Digital Zeitgeist – The Inflation Rate In The UK Has Dropped For The Third Consecutive Month Although It Is Still Very Close To 40-Year High

Inflation in the UK decreased for the third consecutive month in January, but the rate nevertheless remained in double digits. This is due to the fact that the cost of living is still at one of the highest levels in the last four decades.

In January, inflation was somewhat lower than the previous month, coming in at 10.1%, down from 10.5%. After reaching a 41-year high of 11.1% in October, this is the most recent indicator suggesting inflation may have peaked in the UK.

The rate of inflation measures the rate of increase or decrease in prices of goods and services over a period of one year. For instance, if something cost £1 a year ago and the rate of inflation is 10%, the price of that same product would be £1.10 right now.

Grant Fitzner, chief economist for the ONS, said: “Although still at a high level, inflation eased again in January.

“This was driven by the price of air and coach travel dropping back after last month’s steep rise.

“Petrol prices continue to fall and there was a dip in restaurant, café, and takeaway prices.

“The cost of furniture decreased by more than this time last year, in line with traditional New Year discounting. These were offset by rising prices for alcohol and tobacco, following on from seasonal price cuts in December and a more subdued rise at the same time last year.

He added: “There are further indications that costs facing businesses are rising more slowly, driven by falls in crude oil, electricity and petroleum prices.

“However, business prices remain high overall, particularly for steel and food products.”

Responding to the figures Chancellor Jeremy Hunt said: “While any fall in inflation is welcome, the fight is far from over.

“High inflation strangles growth and causes pain for families and businesses – that’s why we must stick to the plan – halve inflation this year, reduce debt and grow the economy.”

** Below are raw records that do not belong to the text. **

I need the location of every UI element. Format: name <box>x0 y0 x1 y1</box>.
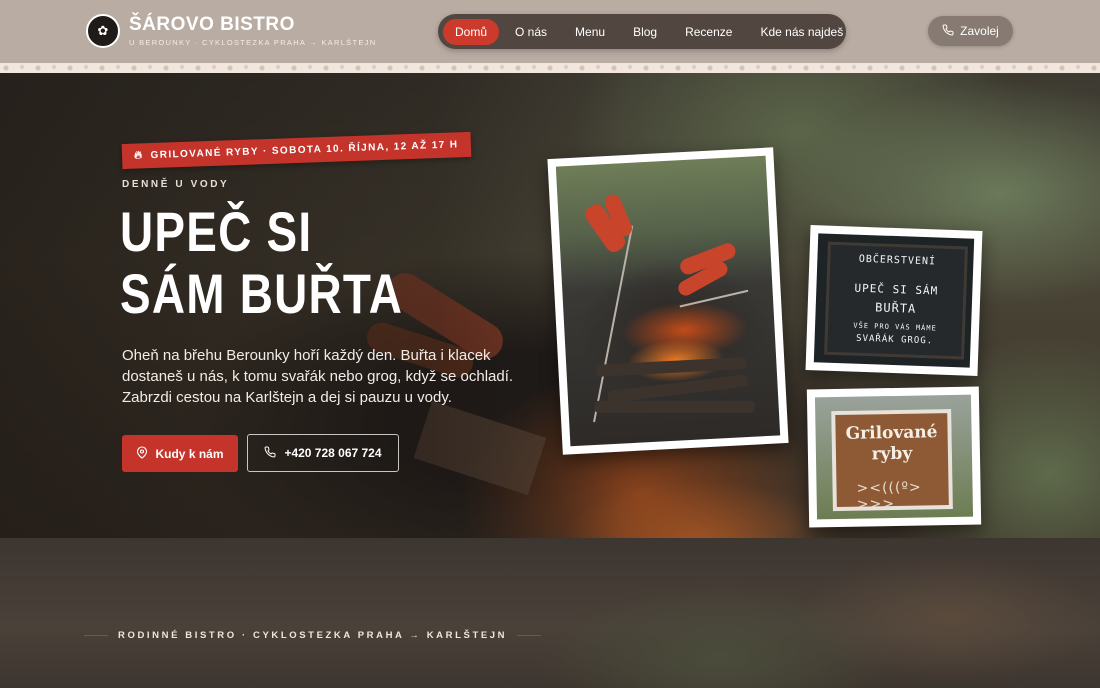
hero-section: 🔥︎ GRILOVANÉ RYBY · SOBOTA 10. ŘÍJNA, 12… <box>0 73 1100 538</box>
chalkboard-line: SVAŘÁK GROG. <box>855 333 934 347</box>
logo-badge-icon: ✿ <box>86 14 120 48</box>
nav-item-kde-nas-najdes[interactable]: Kde nás najdeš <box>748 19 855 45</box>
chalkboard-line: UPEČ SI SÁM <box>854 281 939 298</box>
photo-chalkboard[interactable]: OBČERSTVENÍ UPEČ SI SÁM BUŘTA VŠE PRO VÁ… <box>805 225 983 376</box>
phone-icon <box>264 445 276 461</box>
hero-lead: Oheň na břehu Berounky hoří každý den. B… <box>122 347 514 406</box>
sign-line: ryby <box>871 443 913 465</box>
flame-icon: 🔥︎ <box>133 149 144 162</box>
brand-name: ŠÁROVO BISTRO <box>129 14 295 35</box>
photo-grill-sausages[interactable] <box>547 147 789 455</box>
chalkboard: OBČERSTVENÍ UPEČ SI SÁM BUŘTA VŠE PRO VÁ… <box>824 241 968 360</box>
call-button-label: Zavolej <box>960 24 999 38</box>
site-header: ✿ ŠÁROVO BISTRO U BEROUNKY · CYKLOSTEZKA… <box>0 0 1100 63</box>
hero-headline-line-2: SÁM BUŘTA <box>120 262 404 325</box>
brand-text: ŠÁROVO BISTRO U BEROUNKY · CYKLOSTEZKA P… <box>129 14 377 48</box>
main-nav: Domů O nás Menu Blog Recenze Kde nás naj… <box>438 14 846 49</box>
hero-kicker: DENNĚ U VODY <box>122 179 230 190</box>
nav-item-menu[interactable]: Menu <box>563 19 617 45</box>
photo-sign-image: Grilované ryby ><(((º> >>> <box>814 394 974 520</box>
nav-item-domu[interactable]: Domů <box>443 18 500 45</box>
tagline-rule-left <box>84 635 108 636</box>
nav-item-o-nas[interactable]: O nás <box>503 19 559 45</box>
brand-subtitle: U BEROUNKY · CYKLOSTEZKA PRAHA → KARLŠTE… <box>129 38 377 47</box>
burning-log <box>596 356 747 377</box>
sign-line: Grilované <box>845 422 938 444</box>
directions-button[interactable]: Kudy k nám <box>122 435 238 472</box>
chalkboard-line: BUŘTA <box>874 300 917 316</box>
wooden-sign: Grilované ryby ><(((º> >>> <box>831 408 953 513</box>
tagline-text: RODINNÉ BISTRO · CYKLOSTEZKA PRAHA → KAR… <box>118 630 508 641</box>
chalkboard-line: VŠE PRO VÁS MÁME <box>853 321 937 333</box>
hero-headline-line-1: UPEČ SI <box>120 200 313 263</box>
burning-log <box>594 400 755 413</box>
hero-headline: UPEČ SI SÁM BUŘTA <box>120 201 520 325</box>
photo-grilled-fish-sign[interactable]: Grilované ryby ><(((º> >>> <box>806 386 982 528</box>
tagline-rule-right <box>517 635 542 636</box>
nav-item-blog[interactable]: Blog <box>621 19 669 45</box>
call-button[interactable]: Zavolej <box>928 16 1013 46</box>
chalkboard-line: OBČERSTVENÍ <box>858 253 937 268</box>
photo-chalkboard-image: OBČERSTVENÍ UPEČ SI SÁM BUŘTA VŠE PRO VÁ… <box>813 233 975 368</box>
location-pin-icon <box>136 445 148 462</box>
burning-log <box>607 374 748 404</box>
section-tagline: RODINNÉ BISTRO · CYKLOSTEZKA PRAHA → KAR… <box>74 630 551 641</box>
directions-button-label: Kudy k nám <box>155 446 224 461</box>
fish-icon: ><(((º> >>> <box>856 479 922 513</box>
phone-number-button[interactable]: +420 728 067 724 <box>247 434 399 472</box>
phone-number-label: +420 728 067 724 <box>284 446 382 460</box>
intro-section: RODINNÉ BISTRO · CYKLOSTEZKA PRAHA → KAR… <box>0 538 1100 688</box>
brand-logo[interactable]: ✿ ŠÁROVO BISTRO U BEROUNKY · CYKLOSTEZKA… <box>86 14 376 48</box>
event-badge-label: GRILOVANÉ RYBY · SOBOTA 10. ŘÍJNA, 12 AŽ… <box>150 139 459 162</box>
decorative-pattern-strip <box>0 63 1100 73</box>
nav-item-recenze[interactable]: Recenze <box>673 19 744 45</box>
phone-icon <box>942 23 954 39</box>
photo-grill-image <box>555 155 781 447</box>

The Chief Executive Officer of the British Retail Consortium, Helen Dickinson, expressed concern that households are still being  squeezed by high prices.

She said: “While inflation eased for the third month in a row, households are still being squeezed by high prices. The cost of food remains elevated, with the ripple effect from the war in Ukraine pushing up the price of food due to the knock-on increases from high fertiliser and energy prices. So as Christmas discounts faded away, households will have felt the pressure in their weekly grocery shop.

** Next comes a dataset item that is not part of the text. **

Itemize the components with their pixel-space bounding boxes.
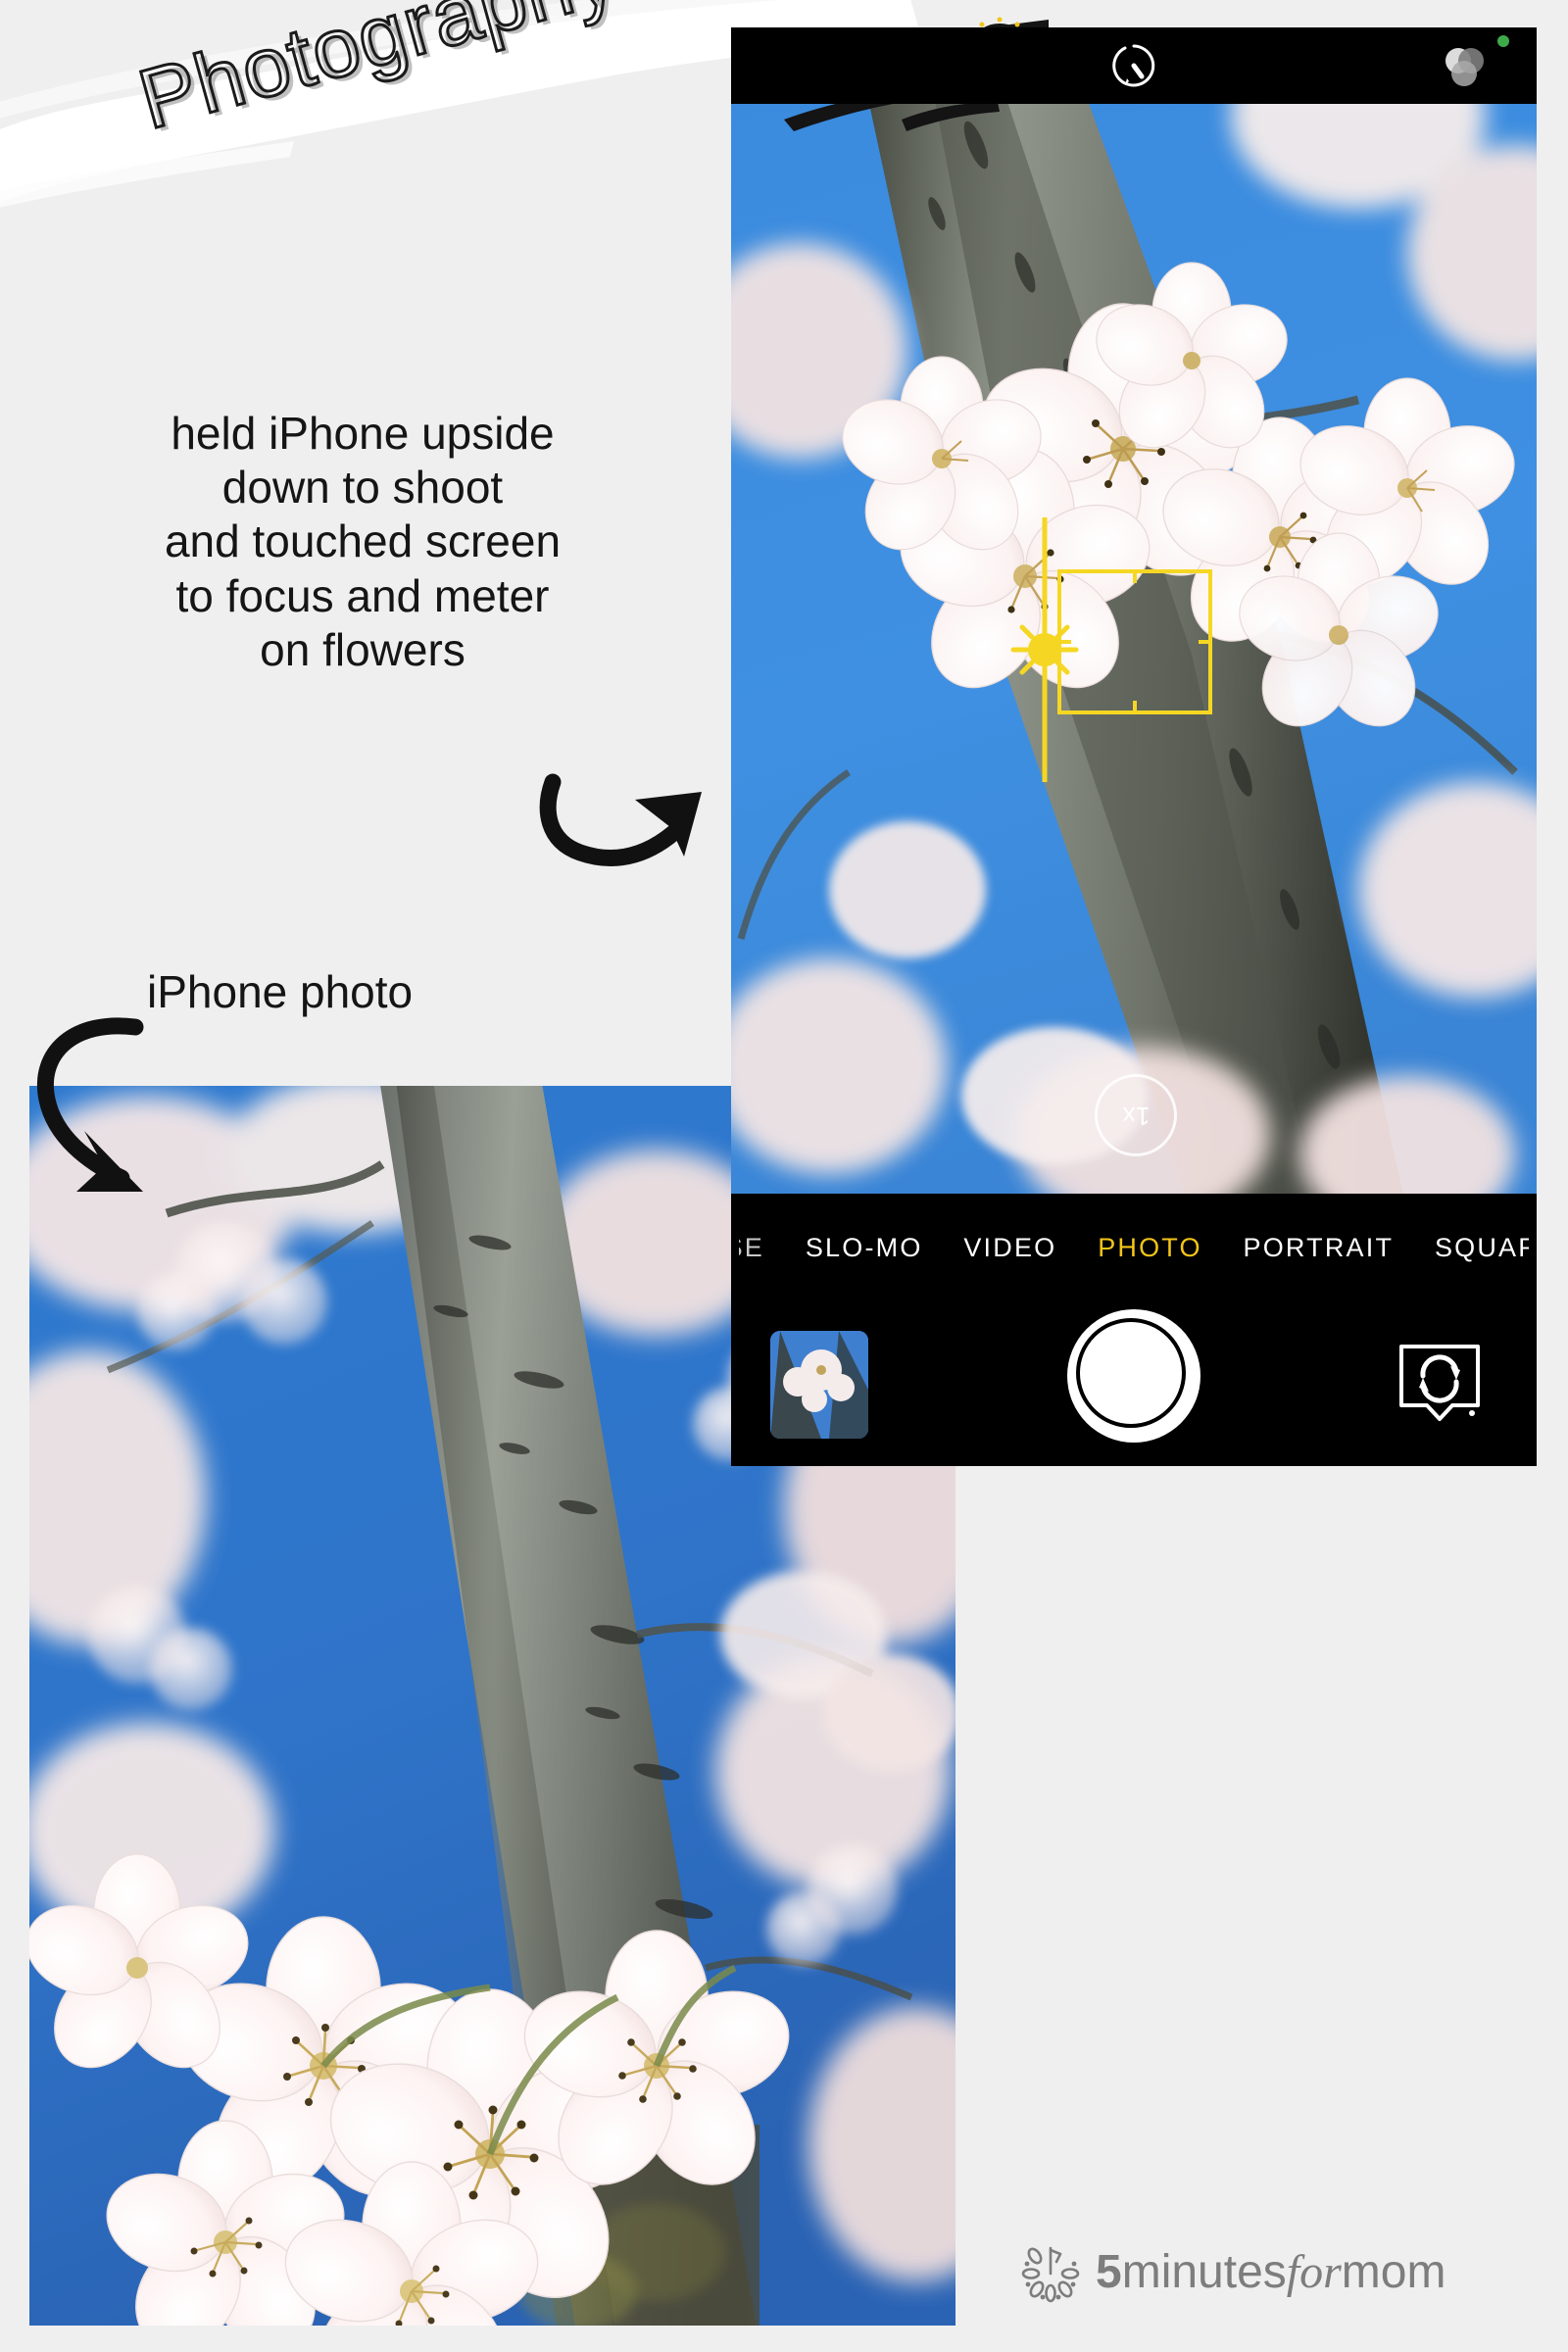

“Despite this, consumers were offered some relief, as the prices of petrol and diesel fell. In addition, clothing and footwear inflation eased as retailers offered bigger discounts in the January sales. Retailers remain committed to doing everything they can to keep the price of essentials low for consumers, expanding value ranges and offering discounts for vulnerable groups.”

The most recent information from the ONS reduces the amount of pressure placed on the Bank of England to boost interest rates aggressively. This would provide some semblance of relief to borrowers following a string of 10 consecutive rate increases over the course of the previous 18 months.

“With mortgage rates also easing from their October highs and more fixed-rate deals under 4% now emerging, the hope is that rates could drop back further as competition for business heats up,” said Alice Haine, a personal finance expert at Bestinvest.

“Borrowers that have already locked in a new product in recent weeks may even want to consider contacting their broker again to see if it is possible to negotiate a fresh deal. But the ultra-cautious might want to hold off a little longer to see if rates come down any further.”

The Governor of the Bank of England, Andrew Bailey, recently stated that there has been a “turning of the corner” on inflation in recent months due to falling fuel prices and the easing of supply chain issues. The Bank of England predicted that CPI will fall this year, and Governor Bailey made this statement. Despite this, inflation is still significantly higher than the Bank of England’s target of 2%.